Le documentaire en raison de sa forme, de la possibilité qu’il se donne d’enregistrer le réel sur un temps long, n’est-il pas un antidote au fanatisme ?

Certainement si l’on part de cette idée que le cinéma que nous privilégions est un cinéma qui ne donne pas de réponses mais pose des questions. S’interroger, s’exprimer à travers les arts, c’est déjà une vision politique et sociale du monde. Nous avons le privilège de pouvoir dédier du temps et des énergies à la culture, certains pays n’ont pas cette chance. Le temps en particulier est une donnée fondamentale : c’est celui que le réalisateur prend pour s’approcher de son sujet, celui qu’il donne au spectateur pour entrer dans le film. Ceci dit, ce n’est pas toujours nécessaire. Certains documentaires de grande qualité saisissent le réel sur le vif. Mais si l’on pense au montage, il est vrai que l’on trouve rarement dans un documentaire un rythme similaire à celui qui existe dans la production montrée sur internet.

« le dialogue n’est possible que si l’on se met dans les yeux de l’autre »

Vous disiez que la forme cette année était très éclatée, qu’il y avait une diversité de langages ?

Certains des films programmés ont une forme tout à fait classique et illustrent parfaitement les qualités d’écoute et de cinéma vérité que l’on attribue au documentaire.

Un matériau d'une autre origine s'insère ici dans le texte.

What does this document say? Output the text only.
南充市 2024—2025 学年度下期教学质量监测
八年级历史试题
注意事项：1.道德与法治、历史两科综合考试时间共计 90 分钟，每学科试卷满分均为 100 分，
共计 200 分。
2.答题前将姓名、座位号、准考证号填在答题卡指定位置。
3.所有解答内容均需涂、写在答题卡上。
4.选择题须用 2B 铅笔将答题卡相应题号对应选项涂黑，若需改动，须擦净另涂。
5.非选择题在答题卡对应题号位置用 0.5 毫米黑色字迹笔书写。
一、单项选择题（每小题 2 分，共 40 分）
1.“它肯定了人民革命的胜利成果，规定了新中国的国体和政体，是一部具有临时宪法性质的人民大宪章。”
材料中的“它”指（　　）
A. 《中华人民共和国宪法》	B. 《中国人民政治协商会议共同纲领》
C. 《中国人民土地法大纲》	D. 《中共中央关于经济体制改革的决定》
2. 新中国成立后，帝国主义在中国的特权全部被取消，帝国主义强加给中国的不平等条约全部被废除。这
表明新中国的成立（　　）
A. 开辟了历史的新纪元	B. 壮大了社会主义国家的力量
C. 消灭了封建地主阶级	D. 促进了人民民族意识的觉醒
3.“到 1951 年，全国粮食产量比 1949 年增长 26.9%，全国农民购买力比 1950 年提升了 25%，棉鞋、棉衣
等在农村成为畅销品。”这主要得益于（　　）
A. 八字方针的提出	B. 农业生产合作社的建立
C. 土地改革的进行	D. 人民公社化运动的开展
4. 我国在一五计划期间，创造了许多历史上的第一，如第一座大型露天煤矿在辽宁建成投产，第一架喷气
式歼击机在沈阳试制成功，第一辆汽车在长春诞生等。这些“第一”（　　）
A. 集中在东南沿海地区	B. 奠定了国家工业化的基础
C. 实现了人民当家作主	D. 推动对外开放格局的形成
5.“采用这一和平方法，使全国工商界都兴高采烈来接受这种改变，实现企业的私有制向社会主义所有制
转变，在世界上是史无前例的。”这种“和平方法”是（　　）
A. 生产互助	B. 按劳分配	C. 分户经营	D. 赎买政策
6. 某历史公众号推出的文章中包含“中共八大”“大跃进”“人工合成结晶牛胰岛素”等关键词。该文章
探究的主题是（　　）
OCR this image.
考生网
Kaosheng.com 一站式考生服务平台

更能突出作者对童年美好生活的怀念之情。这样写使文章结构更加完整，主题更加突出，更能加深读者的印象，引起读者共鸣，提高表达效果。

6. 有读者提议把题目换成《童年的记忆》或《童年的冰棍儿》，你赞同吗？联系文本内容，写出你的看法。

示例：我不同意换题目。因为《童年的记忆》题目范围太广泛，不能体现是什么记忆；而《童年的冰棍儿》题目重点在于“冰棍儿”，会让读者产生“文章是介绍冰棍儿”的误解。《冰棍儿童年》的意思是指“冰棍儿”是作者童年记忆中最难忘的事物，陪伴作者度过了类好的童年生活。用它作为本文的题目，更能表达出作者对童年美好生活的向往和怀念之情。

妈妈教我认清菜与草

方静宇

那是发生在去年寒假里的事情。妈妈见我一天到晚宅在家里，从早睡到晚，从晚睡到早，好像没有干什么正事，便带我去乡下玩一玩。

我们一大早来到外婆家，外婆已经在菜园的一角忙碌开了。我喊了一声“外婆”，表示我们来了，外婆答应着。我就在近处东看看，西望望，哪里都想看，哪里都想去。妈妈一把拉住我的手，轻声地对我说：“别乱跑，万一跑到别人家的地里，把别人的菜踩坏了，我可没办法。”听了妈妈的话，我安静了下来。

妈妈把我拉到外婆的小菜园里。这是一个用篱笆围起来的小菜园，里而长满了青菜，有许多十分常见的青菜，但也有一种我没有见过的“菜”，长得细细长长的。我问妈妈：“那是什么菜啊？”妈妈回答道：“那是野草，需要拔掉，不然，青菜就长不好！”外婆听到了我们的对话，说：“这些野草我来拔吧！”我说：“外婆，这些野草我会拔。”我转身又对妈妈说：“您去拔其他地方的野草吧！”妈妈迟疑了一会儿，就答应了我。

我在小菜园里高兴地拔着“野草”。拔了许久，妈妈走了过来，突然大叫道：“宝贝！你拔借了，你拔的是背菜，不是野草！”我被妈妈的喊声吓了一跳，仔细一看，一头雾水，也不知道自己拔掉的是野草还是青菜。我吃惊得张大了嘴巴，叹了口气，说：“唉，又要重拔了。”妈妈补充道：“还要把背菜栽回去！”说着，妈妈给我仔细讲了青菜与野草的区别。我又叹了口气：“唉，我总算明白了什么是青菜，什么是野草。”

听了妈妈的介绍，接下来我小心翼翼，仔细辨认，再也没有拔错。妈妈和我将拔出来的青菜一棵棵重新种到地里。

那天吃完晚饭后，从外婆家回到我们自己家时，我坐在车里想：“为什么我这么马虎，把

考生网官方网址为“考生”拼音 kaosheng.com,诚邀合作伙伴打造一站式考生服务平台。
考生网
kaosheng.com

Mais avec les changements techniques de ces quinze dernières années, le langage documentaire a naturellement évolué. La vocation de Cinéma du réel et du Centre Pompidou – dont le festival, à travers la Bibliothèque publique d’information, fait partie intégrante de la programmation – est de donner à voir ces évolutions. La création artistique est très présente dans les films de cette édition. Le film de Rachid Djaïdani – Encré – en est un exemple, mais aussi L’œuvre des jours du Québécois Bruno Baillargeon, ou encore The Cockpit, un film japonais. Enfin, dernier fil rouge, la présence dans les sections parallèles de films qui sont l’œuvre d’artistes et pas seulement de cinéastes. La section in between est ainsi inaugurée cette année avec une rétrospective consacrée à Shelly Silver dont le travail, ancré dans le réel, ne cesse depuis les années 80 de questionner la valeur des images à travers des formes sans cesse renouvelées.

Le festival a-t-il un côté « tête chercheuse » ?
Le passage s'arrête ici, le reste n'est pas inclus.